• TclON Formal Specification Draft 1

    From Choosechee@choosechee@pm.me to comp.lang.tcl on Wed Mar 25 21:04:39 2026
    From Newsgroup: comp.lang.tcl

    I'm writing a formal specification for a data interchange format. It's
    meant to be like JSON, but based on Tcl 9.0 instead of JavaScript, so
    I'm calling it TclON. I will find some group about formal specifications
    for feedback, but I also want to see if anyone here has any feedback,
    like if I've missed something from Tcl, though the lack of command and variable substitution is intentional. The first draft is below. Thank you.

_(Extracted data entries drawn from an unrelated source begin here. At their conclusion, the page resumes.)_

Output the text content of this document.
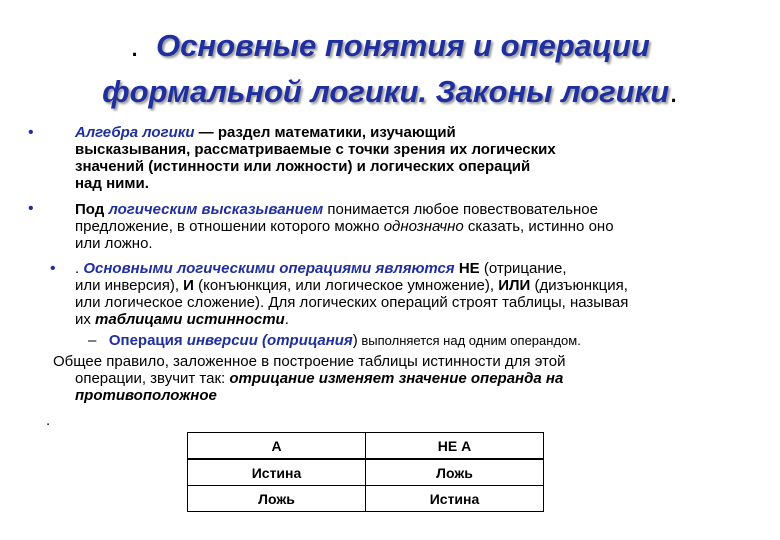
. Основные понятия и операции
формальной логики. Законы логики.
•	Алгебра логики — раздел математики, изучающий
высказывания, рассматриваемые с точки зрения их логических
значений (истинности или ложности) и логических операций
над ними.
•	Под логическим высказыванием понимается любое повествовательное
предложение, в отношении которого можно однозначно сказать, истинно оно
или ложно.
• . Основными логическими операциями являются НЕ (отрицание,
или инверсия), И (конъюнкция, или логическое умножение), ИЛИ (дизъюнкция,
или логическое сложение). Для логических операций строят таблицы, называя
их таблицами истинности.
– Операция инверсии (отрицания) выполняется над одним операндом.
Общее правило, заложенное в построение таблицы истинности для этой
операции, звучит так: отрицание изменяет значение операнда на
противоположное
.
A	НЕ А
Истина	Ложь
Ложь	Истина
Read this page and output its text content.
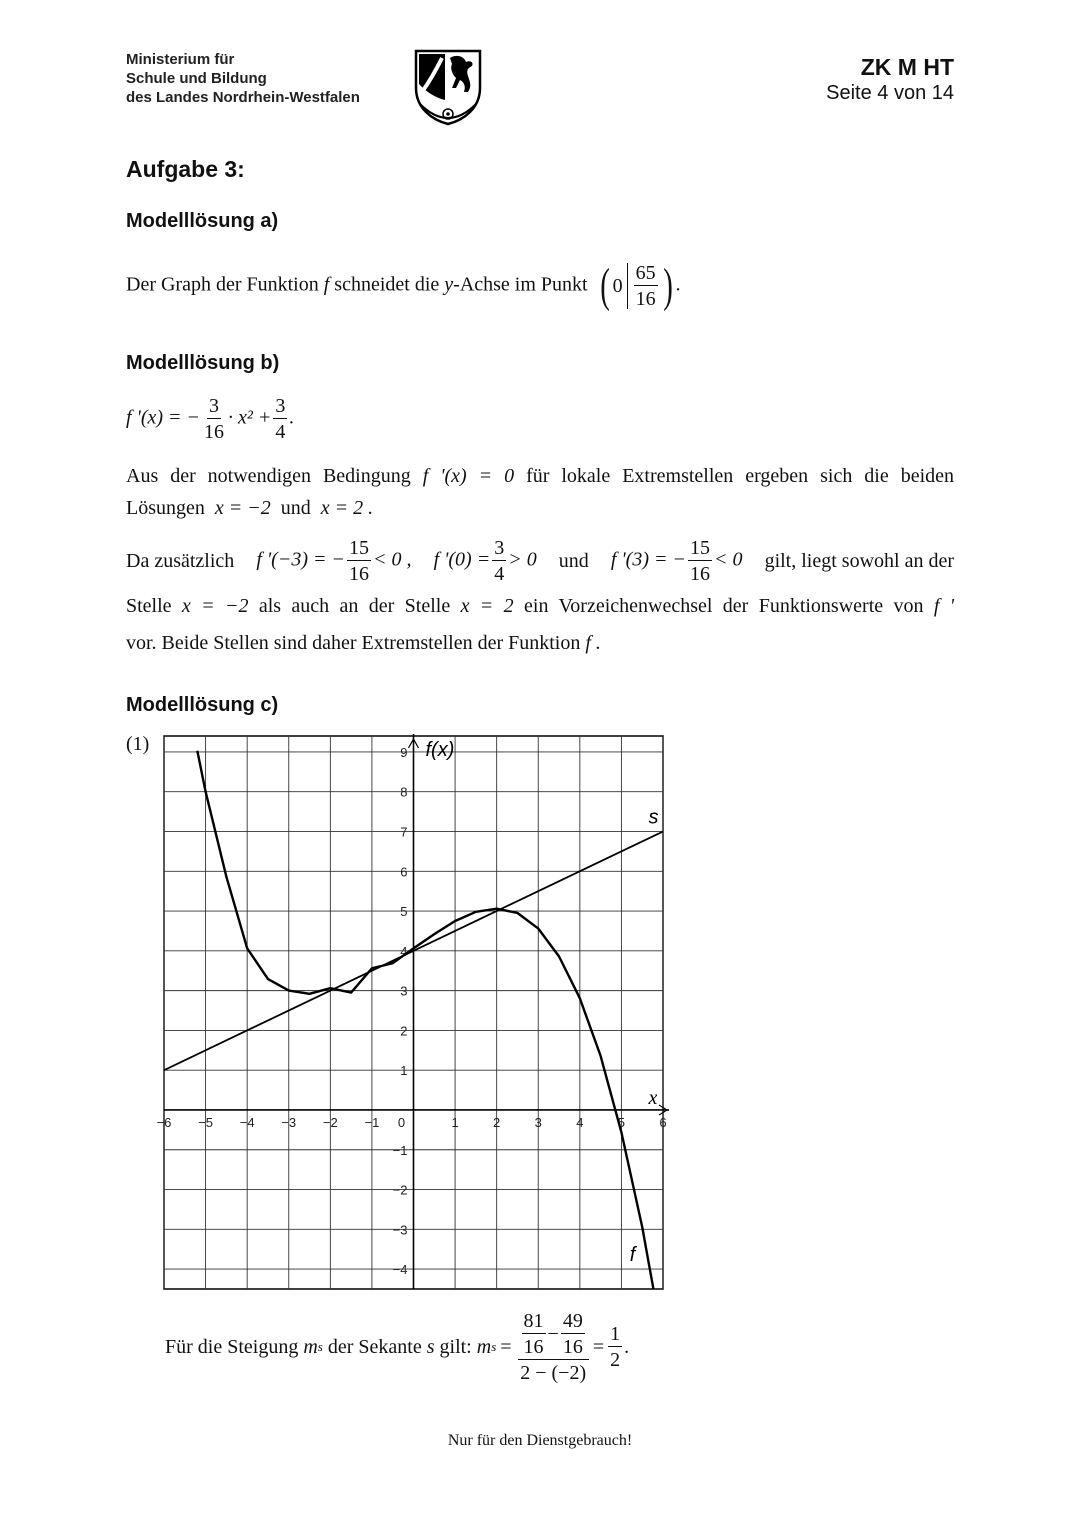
Ministerium für
Schule und Bildung
des Landes Nordrhein-Westfalen
ZK M HT
Seite 4 von 14
Aufgabe 3:
Modelllösung a)
Der Graph der Funktion f schneidet die y-Achse im Punkt ( $0 \frac{65}{16}$ ) .
Modelllösung b)
f '(x) = − $\frac{3}{16} \cdot x^2 + \frac{3}{4}$ .
Aus der notwendigen Bedingung f '(x) = 0 für lokale Extremstellen ergeben sich die beiden
Lösungen x = −2 und x = 2 .
Da zusätzlich f '(−3) = − $\frac{15}{16} < 0$ , f '$(0) = \frac{3}{4} > 0$ und f '(3) = − $\frac{15}{16} < 0$ gilt, liegt sowohl an der
Stelle x = −2 als auch an der Stelle x = 2 ein Vorzeichenwechsel der Funktionswerte von f '
vor. Beide Stellen sind daher Extremstellen der Funktion f .
Modelllösung c)
(1)
−6 −5 −4 −3 −2 −1 0	1	2	3	4	5	6
−4
−3
−2
−1
1
2
3
4
5
6
7
8
9
x
f(x)
f
s
Für die Steigung
m s
der Sekante
s
gilt:
m $s = \frac{\frac{81}{16} - \frac{49}{16}}{2 - (-2)} = \frac{1}{2}$ .
Nur für den Dienstgebrauch!
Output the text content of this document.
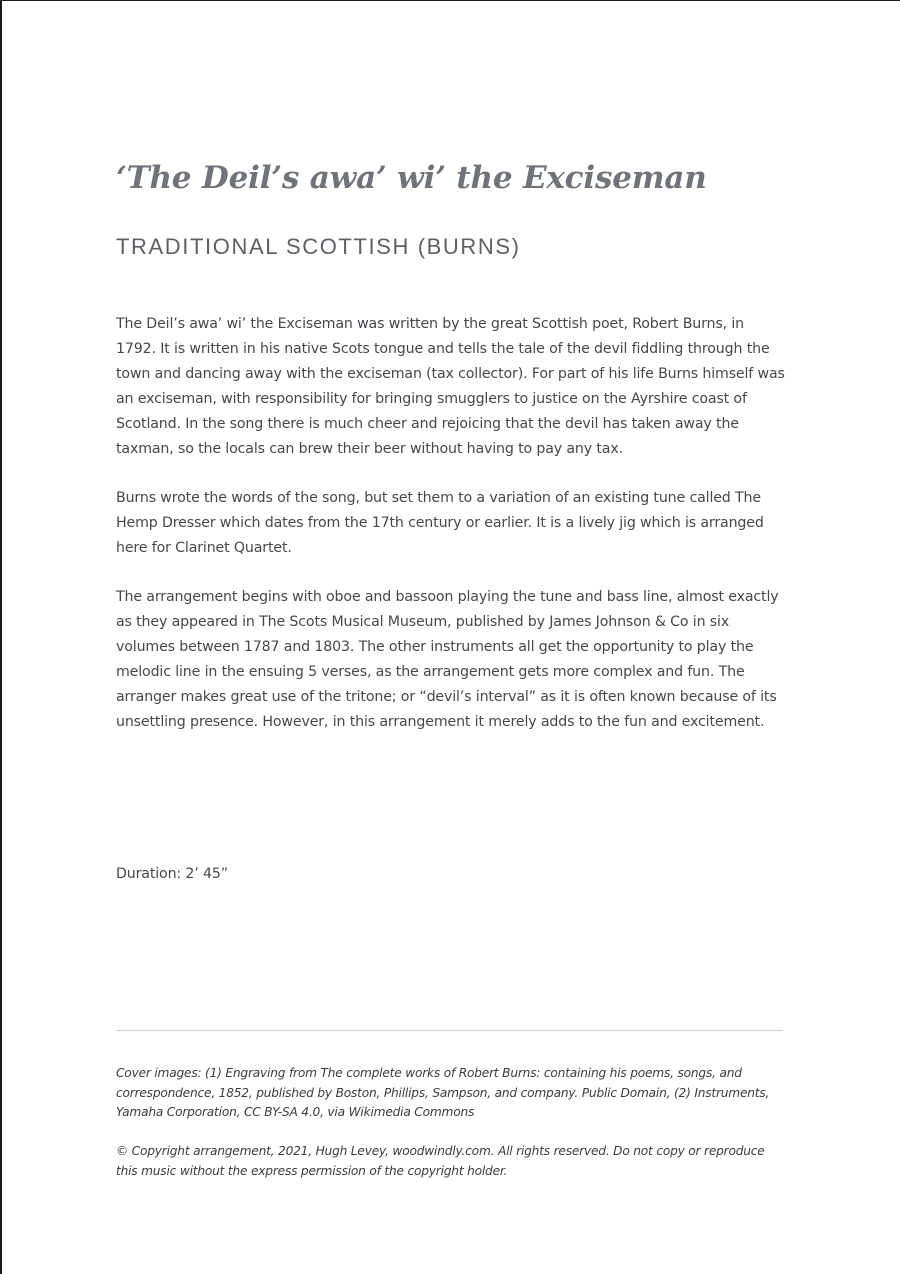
‘The Deil’s awa’ wi’ the Exciseman
TRADITIONAL SCOTTISH (BURNS)

The Deil’s awa’ wi’ the Exciseman was written by the great Scottish poet, Robert Burns, in 1792. It is written in his native Scots tongue and tells the tale of the devil fiddling through the town and dancing away with the exciseman (tax collector). For part of his life Burns himself was an exciseman, with responsibility for bringing smugglers to justice on the Ayrshire coast of Scotland. In the song there is much cheer and rejoicing that the devil has taken away the taxman, so the locals can brew their beer without having to pay any tax.

Burns wrote the words of the song, but set them to a variation of an existing tune called The Hemp Dresser which dates from the 17th century or earlier. It is a lively jig which is arranged here for Clarinet Quartet.

The arrangement begins with oboe and bassoon playing the tune and bass line, almost exactly as they appeared in The Scots Musical Museum, published by James Johnson & Co in six volumes between 1787 and 1803. The other instruments all get the opportunity to play the melodic line in the ensuing 5 verses, as the arrangement gets more complex and fun. The arranger makes great use of the tritone; or “devil’s interval” as it is often known because of its unsettling presence. However, in this arrangement it merely adds to the fun and excitement.

Duration: 2’ 45”
Cover images: (1) Engraving from The complete works of Robert Burns: containing his poems, songs, and correspondence, 1852, published by Boston, Phillips, Sampson, and company. Public Domain, (2) Instruments, Yamaha Corporation, CC BY-SA 4.0, via Wikimedia Commons
© Copyright arrangement, 2021, Hugh Levey, woodwindly.com. All rights reserved. Do not copy or reproduce this music without the express permission of the copyright holder.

    # Introduction {#introduction}

    *Tcl Object Notation*, or *TclON* (pronounced tick-lawn), is a collection of text-based formats for representing data that allows for structured data interchange. These formats can be nested within each other, allowing for the representation of complex objects in the same way that syntaxes like
    JSON, XML,
    and YAML can. Formats are not mutually exclusive with each other, leading to very dynamic objects, arguably more so than other data interchange
    formats. The
    formats are based on the formats used by Tcl, and TclON can be thought
    of to Tcl
    what JSON is to JavaScript/ECMAScript, hence the name. Although based on
    Tcl,
    TclON formats are meant to be language independent in the same way that
    JSON is;
    the formats do not specify how the resulting values should be
    represented in a
    programming language, though there should be an obvious representation
    for every
    format in most languages.

    # Scope {#scope}

    This specification will generally not describe a semantic meaning for each format, though they will have an obvious semantic meaning that is likely
    to be
    used by applications. Instead, only the syntactical requirements for
    each format
    are described. The only exceptions to this are the string, list, and dict formats, which have some defined semantics associated with them.

    # Formats {#formats}

    ## String {#string}

    The *string* format is the foundational format of TclON; every other TclON format is a subset of this format. A valid string shall be a sequence of Unicode
    code points that has both a literal and a final representation; the literal representation is the exact sequence of code points used to encode the
    string,
    while the final representation is what the string should actually be
    decoded to.
    The specification for this format applies to the literal representation, and describes how it shall be transformed to create the final
    representation. The
    specifications for other formats apply to the final representation of a string,
    *not* the literal representation.

    ### Types of Strings {#types_of_strings}

    A string shall be unsurrounded, quoted, or braced:
    - An *unsurrounded* string shall not start with a double quote ('"') or an
    opening curly brace ('{'), and shall not contain unescaped ASCII
    whitespace
    characters (other Unicode whitespace characters shall be allowed).
    - A *quoted* string shall start and end with unescaped double quotes, may
    contain unescaped ASCII whitespace, but shall not contain unescaped
    quotes in
    the middle.
    - Finally, a *braced* string shall start with an unescaped opening curly
    brace
    and end with an unescaped closing curly brace ('}'). Braced strings may
    contain unescaped ASCII whitespace, and may contain unescaped braces
    in the
    middle *if* they are properly closed, but shall not contain unescaped braces
    that are not properly closed. An escaped brace does not count for
    opening or
    closing an unescaped brace.
    All other Unicode characters may be in any string and in any position,
    as long
    as their position does not cause a constraint to be violated, except for the backslash ('\') character in [certain circumstances](#escapes).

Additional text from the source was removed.